# UK Soap and Drama Discussion > Hollyoaks > The Rumour Mill >  Zoe to become pregnant?

## shirlene76

I read on wikipidia that zoe becomes pregnant and Will tries to persuade her to have an abortion :EEK!:  

Sorry dont know if this is old news or not!

http://en.wikipedia.org/wiki/Zoe_Carpenter[/URL]

----------


## Jojo

Moving to Rumour Mill till confirmed Spoiler.  Wikpedia is sometimes a great source, but other times, because of being editable, is not so reliable.  :Smile: 

Welcome to SB's by the way  :Smile:

----------

shirlene76 (20-02-2007)

----------


## tammyy2j

With Becca and Amy having baby storylines i doubt that another cast member will get a pregnancy storyline. I don't really care about Zoe or Will as characters they are useless.

----------


## Chris_2k11

> I don't really care about Zoe or Will as characters they are useless.


I like Zoe but not Will  :Nono:

----------


## DaVeyWaVey

I wouldn't mind this rumour being true actually, i think it would be a good storyline. I like Zoe as a character, and Will persauding her to have an abortion could result in more of his mind games, but i think it is unlikely as Amy has her storyline at the moment with her pregnancy.

----------


## Abbie

Hmm wouldnt really mind if this happened however that would mean alot of baby storylines recently.

----------


## Katy

I tink it would fit though if weird will made her have an abortion.

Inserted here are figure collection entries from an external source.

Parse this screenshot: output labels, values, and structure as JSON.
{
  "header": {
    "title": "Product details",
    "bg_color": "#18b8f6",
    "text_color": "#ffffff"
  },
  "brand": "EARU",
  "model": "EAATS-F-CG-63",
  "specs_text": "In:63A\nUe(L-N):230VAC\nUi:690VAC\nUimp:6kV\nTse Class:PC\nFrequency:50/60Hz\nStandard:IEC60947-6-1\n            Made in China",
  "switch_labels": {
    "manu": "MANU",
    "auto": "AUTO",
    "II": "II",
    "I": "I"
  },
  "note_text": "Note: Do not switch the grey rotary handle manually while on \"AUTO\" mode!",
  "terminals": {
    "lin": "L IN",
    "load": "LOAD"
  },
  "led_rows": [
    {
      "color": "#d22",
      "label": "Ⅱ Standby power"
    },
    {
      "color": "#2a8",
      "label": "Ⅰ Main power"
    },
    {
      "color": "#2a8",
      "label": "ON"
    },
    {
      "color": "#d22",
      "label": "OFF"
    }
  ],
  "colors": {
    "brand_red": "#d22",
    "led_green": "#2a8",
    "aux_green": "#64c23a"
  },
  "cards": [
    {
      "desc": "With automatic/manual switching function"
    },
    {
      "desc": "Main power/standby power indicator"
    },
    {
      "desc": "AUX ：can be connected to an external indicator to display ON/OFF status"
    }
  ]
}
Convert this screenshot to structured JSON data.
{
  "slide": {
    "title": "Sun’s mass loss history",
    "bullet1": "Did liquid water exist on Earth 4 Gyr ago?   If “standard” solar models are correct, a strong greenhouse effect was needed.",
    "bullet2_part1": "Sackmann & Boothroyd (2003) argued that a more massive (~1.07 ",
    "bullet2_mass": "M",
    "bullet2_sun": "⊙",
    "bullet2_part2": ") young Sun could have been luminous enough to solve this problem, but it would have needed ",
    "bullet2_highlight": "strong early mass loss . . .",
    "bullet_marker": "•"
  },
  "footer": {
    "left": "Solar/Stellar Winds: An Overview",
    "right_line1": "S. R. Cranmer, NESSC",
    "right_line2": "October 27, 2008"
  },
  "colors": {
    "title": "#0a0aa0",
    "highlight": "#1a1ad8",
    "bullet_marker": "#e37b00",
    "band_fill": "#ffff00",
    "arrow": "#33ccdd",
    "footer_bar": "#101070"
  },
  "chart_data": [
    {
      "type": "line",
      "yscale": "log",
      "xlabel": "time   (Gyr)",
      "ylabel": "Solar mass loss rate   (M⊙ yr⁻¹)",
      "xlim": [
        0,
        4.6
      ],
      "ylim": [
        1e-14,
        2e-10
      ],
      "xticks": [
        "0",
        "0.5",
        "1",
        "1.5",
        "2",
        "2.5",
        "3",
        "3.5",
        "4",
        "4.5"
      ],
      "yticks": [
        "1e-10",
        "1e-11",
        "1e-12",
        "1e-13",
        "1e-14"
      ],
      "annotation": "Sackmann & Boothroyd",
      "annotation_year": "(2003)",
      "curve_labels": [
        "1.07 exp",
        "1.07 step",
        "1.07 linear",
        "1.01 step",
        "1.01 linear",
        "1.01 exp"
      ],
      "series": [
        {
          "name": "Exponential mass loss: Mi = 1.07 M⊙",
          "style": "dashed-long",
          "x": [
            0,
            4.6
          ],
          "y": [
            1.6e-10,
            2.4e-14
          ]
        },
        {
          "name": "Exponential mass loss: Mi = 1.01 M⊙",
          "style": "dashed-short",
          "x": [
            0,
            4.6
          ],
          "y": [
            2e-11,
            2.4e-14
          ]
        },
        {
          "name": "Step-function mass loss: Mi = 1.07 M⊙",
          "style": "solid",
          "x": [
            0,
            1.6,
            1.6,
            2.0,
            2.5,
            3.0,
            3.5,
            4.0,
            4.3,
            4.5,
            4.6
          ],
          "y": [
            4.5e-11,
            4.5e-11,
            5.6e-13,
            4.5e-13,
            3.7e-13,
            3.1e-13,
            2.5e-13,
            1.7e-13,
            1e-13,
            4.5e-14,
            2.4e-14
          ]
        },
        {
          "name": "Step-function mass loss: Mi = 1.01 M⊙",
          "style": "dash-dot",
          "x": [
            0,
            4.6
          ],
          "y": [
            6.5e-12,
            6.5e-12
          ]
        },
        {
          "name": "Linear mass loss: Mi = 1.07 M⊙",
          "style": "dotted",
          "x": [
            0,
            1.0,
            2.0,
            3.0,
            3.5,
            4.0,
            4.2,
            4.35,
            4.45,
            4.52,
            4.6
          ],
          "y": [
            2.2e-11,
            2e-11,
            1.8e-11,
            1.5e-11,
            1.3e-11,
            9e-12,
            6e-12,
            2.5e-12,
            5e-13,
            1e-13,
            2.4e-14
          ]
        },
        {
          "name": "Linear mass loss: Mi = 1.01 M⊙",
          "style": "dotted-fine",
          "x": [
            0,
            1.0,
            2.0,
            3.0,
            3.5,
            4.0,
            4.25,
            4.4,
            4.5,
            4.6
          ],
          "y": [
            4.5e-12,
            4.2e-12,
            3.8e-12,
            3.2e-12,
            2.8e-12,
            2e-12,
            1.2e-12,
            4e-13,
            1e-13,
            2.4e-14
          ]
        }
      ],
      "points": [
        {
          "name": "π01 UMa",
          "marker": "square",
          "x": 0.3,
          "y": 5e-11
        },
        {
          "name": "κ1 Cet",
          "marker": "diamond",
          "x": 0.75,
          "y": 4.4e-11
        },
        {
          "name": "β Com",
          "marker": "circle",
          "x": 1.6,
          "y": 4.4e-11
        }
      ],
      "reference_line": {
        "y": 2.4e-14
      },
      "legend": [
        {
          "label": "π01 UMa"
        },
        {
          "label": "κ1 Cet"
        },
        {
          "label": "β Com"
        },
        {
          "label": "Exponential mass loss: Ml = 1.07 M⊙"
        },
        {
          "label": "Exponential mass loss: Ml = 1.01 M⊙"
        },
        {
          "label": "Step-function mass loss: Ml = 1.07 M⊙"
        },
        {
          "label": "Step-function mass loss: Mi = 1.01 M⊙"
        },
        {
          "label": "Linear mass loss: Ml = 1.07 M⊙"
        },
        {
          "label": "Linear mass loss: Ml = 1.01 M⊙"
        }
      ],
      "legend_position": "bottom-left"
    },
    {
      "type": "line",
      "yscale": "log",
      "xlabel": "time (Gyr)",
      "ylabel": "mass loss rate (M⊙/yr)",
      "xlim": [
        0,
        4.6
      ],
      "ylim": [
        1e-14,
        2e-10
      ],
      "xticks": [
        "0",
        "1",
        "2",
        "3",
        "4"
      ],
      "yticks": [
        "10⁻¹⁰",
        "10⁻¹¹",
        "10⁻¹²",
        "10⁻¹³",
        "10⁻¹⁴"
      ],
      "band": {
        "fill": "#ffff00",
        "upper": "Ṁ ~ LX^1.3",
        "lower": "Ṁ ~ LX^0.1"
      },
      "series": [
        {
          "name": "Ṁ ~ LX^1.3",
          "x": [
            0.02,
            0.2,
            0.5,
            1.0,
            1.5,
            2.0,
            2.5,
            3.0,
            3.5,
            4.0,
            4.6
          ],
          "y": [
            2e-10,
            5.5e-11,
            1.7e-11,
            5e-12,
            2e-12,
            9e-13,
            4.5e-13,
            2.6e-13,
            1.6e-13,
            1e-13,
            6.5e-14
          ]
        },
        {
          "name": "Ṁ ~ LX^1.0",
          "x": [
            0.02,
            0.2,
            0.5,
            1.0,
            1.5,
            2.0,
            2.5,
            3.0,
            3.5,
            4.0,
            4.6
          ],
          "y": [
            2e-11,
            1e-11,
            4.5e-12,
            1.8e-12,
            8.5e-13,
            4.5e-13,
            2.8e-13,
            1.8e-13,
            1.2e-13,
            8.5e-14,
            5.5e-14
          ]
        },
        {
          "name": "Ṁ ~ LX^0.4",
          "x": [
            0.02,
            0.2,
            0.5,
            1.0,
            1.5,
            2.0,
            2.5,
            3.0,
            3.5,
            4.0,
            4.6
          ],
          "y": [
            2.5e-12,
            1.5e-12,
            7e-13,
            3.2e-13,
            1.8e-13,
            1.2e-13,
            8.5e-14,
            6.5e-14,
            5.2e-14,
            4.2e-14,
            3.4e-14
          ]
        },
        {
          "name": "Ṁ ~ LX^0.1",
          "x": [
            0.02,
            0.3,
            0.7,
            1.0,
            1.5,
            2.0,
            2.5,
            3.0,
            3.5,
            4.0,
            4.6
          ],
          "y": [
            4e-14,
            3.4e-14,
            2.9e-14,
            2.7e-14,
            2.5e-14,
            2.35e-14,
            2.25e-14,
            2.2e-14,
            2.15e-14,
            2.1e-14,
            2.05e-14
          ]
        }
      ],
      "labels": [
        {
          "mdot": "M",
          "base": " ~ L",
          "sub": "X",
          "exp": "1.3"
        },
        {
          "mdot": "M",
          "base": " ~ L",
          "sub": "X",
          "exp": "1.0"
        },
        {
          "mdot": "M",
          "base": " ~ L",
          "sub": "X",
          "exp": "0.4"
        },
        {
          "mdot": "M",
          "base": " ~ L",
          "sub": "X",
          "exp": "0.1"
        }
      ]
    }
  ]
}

That way there is no baby. But like Em says Wikipedia could be making it up, all depends on the editor.

----------


## StarsOfCCTV

> Originally Posted by tammyy2j
> 
> 
> I don't really care about Zoe or Will as characters they are useless.
> 
> 
> I like Zoe but not Will


Will's a physco! I like Zoe to though, she needs to get together with Zac!  :Big Grin:

----------